Gay rights group GLAAD says its input on Bruno was mostly ignored by studio executives, the AP reported.

Gay & Lesbian Alliance Against Defamation President Jarrett Barrios has said concerns the group expressed about Sacha Baron Cohen's Bruno were mostly discounted.

“[GLAAD] shared a number of concerns, and unfortunately, the scenes that we had the biggest concerns about remained in the film,” Barrios told the news service.

In the film, Cohen plays flamboyant gay Austrian fashion journalist Bruno. For yucks, he throws his effete character in front of unsuspecting conservative politicians and right wingers who inevitably blow a cap at Bruno's over-the-top gay antics.

Filmmakers insist the film's comedic vehicle unmasks homophobia: “Bruno uses provocative comedy to powerfully shed light on the absurdity of many kinds of intolerance and ignorance, including homophobia.”

But Barrios disagreed, saying the movie is likely to decrease “the public's comfort with gay people.”

Universal Pictures, the movie's distributor, sought the group's input on the film, but those concerns were mostly ignored, said Barrios, who gave several examples.

In one of the objectionable scenes, Bruno shares a hot tub with two naked men and his adopted son as the men have sex.

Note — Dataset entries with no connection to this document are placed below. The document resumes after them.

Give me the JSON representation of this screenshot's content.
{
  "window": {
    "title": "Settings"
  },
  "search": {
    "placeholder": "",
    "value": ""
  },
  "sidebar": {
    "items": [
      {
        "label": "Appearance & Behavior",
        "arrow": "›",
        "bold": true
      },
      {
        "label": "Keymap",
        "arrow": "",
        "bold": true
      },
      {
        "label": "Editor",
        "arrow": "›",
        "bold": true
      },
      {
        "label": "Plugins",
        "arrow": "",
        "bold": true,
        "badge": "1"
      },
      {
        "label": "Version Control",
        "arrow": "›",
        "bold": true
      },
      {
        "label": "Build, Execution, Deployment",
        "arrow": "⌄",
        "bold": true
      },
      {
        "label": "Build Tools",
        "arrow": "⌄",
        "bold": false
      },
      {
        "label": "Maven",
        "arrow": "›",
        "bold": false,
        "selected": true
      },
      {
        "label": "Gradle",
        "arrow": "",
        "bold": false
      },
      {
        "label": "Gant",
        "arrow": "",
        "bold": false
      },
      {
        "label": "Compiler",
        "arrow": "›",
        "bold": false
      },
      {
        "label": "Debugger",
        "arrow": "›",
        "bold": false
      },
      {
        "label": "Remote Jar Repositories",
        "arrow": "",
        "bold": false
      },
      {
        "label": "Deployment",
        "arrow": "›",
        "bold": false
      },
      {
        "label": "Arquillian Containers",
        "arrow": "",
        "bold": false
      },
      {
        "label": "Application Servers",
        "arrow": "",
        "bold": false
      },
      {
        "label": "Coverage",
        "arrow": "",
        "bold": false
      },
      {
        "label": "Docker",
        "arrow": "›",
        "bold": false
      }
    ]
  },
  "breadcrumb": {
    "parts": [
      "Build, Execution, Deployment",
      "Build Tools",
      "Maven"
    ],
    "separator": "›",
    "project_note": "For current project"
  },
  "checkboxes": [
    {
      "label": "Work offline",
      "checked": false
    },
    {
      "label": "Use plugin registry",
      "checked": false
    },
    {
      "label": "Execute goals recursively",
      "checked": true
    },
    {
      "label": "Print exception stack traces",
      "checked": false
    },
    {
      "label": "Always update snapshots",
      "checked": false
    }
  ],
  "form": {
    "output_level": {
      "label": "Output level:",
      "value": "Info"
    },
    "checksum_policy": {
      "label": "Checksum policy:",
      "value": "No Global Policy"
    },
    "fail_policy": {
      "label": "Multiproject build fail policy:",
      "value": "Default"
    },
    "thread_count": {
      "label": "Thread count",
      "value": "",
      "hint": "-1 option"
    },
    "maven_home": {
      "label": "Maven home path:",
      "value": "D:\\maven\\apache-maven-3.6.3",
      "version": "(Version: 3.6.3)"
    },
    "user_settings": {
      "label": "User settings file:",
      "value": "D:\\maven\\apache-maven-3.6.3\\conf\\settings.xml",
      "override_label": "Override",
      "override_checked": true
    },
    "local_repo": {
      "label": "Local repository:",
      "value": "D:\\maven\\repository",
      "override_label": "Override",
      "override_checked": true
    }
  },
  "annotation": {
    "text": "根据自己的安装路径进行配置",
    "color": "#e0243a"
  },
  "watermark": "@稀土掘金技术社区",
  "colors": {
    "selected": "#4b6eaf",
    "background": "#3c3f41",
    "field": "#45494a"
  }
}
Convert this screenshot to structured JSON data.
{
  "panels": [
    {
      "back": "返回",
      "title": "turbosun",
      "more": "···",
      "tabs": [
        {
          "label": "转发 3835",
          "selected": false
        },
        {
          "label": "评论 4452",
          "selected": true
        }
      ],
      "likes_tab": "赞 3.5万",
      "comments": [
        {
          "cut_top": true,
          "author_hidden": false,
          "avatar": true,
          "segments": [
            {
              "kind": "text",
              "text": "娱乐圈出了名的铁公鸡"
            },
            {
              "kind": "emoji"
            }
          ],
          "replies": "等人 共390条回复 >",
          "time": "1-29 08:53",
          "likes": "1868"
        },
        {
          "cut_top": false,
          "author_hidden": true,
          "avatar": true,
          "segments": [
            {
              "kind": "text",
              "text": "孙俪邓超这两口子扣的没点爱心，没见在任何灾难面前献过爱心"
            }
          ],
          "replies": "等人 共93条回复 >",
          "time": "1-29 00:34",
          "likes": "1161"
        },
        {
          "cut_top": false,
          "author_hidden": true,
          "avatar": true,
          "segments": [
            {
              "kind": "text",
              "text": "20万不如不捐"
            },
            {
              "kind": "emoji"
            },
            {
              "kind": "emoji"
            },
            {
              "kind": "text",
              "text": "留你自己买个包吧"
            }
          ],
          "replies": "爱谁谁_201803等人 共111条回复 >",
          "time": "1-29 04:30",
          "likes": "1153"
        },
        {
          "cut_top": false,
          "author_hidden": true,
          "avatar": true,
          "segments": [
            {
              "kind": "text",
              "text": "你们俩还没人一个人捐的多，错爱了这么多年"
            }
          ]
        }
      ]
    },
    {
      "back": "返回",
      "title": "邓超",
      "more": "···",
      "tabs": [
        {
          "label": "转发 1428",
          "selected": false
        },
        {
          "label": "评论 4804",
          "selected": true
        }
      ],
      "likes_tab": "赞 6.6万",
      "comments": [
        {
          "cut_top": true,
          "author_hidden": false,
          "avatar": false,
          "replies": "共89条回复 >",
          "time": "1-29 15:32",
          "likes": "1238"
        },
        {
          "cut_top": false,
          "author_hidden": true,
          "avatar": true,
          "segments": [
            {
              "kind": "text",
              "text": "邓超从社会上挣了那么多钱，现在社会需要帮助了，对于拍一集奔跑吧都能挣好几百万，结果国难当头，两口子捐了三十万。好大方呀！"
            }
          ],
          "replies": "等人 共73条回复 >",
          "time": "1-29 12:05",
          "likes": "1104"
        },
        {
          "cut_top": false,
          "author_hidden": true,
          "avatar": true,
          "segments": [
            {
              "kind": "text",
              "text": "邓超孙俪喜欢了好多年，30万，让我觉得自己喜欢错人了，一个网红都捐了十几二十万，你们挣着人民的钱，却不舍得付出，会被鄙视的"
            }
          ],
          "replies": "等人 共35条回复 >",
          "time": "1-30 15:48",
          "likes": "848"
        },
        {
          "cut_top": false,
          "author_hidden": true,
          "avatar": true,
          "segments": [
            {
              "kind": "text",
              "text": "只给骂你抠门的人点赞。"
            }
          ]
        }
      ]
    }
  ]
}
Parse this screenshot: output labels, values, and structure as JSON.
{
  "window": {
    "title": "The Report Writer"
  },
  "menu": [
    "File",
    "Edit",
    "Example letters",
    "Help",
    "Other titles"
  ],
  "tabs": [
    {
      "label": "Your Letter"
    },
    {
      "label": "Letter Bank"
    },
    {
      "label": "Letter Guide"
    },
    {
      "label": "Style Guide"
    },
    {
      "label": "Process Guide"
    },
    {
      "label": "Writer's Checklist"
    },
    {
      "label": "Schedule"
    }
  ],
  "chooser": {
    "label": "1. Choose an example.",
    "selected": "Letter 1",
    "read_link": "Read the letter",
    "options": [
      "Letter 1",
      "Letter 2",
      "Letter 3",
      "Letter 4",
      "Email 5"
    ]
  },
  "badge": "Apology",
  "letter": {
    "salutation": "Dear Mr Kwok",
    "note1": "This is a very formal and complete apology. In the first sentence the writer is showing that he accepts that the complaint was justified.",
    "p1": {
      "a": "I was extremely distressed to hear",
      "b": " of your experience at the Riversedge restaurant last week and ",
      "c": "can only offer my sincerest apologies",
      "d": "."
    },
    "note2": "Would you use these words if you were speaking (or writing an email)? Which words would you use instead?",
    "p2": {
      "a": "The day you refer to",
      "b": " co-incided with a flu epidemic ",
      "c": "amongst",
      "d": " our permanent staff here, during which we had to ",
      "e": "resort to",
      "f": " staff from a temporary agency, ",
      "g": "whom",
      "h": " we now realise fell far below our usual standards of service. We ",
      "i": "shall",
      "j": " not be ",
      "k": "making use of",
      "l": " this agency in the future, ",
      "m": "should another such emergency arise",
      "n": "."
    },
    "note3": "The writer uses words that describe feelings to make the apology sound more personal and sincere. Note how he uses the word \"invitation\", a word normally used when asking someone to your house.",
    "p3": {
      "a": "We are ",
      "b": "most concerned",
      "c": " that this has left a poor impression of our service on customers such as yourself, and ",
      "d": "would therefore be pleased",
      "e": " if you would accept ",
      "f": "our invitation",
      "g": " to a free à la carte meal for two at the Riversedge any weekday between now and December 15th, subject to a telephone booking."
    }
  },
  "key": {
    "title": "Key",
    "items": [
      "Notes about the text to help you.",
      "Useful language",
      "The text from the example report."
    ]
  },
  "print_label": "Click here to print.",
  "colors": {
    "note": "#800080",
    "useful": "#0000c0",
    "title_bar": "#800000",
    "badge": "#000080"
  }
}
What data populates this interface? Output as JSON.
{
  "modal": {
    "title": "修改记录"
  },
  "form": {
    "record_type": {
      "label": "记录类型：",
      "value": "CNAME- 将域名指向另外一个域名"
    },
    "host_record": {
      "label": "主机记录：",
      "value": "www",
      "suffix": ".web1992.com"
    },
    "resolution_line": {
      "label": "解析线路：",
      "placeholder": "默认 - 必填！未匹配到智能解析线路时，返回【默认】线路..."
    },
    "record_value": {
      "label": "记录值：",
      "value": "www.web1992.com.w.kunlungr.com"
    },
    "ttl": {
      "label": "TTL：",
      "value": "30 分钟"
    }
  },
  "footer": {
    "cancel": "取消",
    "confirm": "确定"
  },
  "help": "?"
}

“Scenes like that don't help America understand the hundreds of thousands of gay families who get up every day, do the carpool then rush home to make dinner and be with their children,” Barrios said.

Barrios said a mock gay marriage scene “doesn't help Americans understand the lives of gay couples who are denied the rights and protections of marriage in 43 states.”

Both scenes remain in the final movie. And GLAAD's suggestion that the film add a tolerance message at the end also fell on deaf hears.

“While any work that dares to address relevant cultural sensitivities might be misinterpreted by some or offend others, we believe the overwhelming majority of the audience will understand and appreciate the film's inarguably positive intentions, which we've seen demonstrated whenever we have shown it,” Universal said in a statement.

Another GLAAD staffer, spokesman Rashad Robinson, who watched the movie in June, said some of the movie's content “hit the gay community.”

“This movie does not unmask stereotypes … As someone who sat at the back of a focus group audience … I felt they were laughing at us at times,” Robinson said.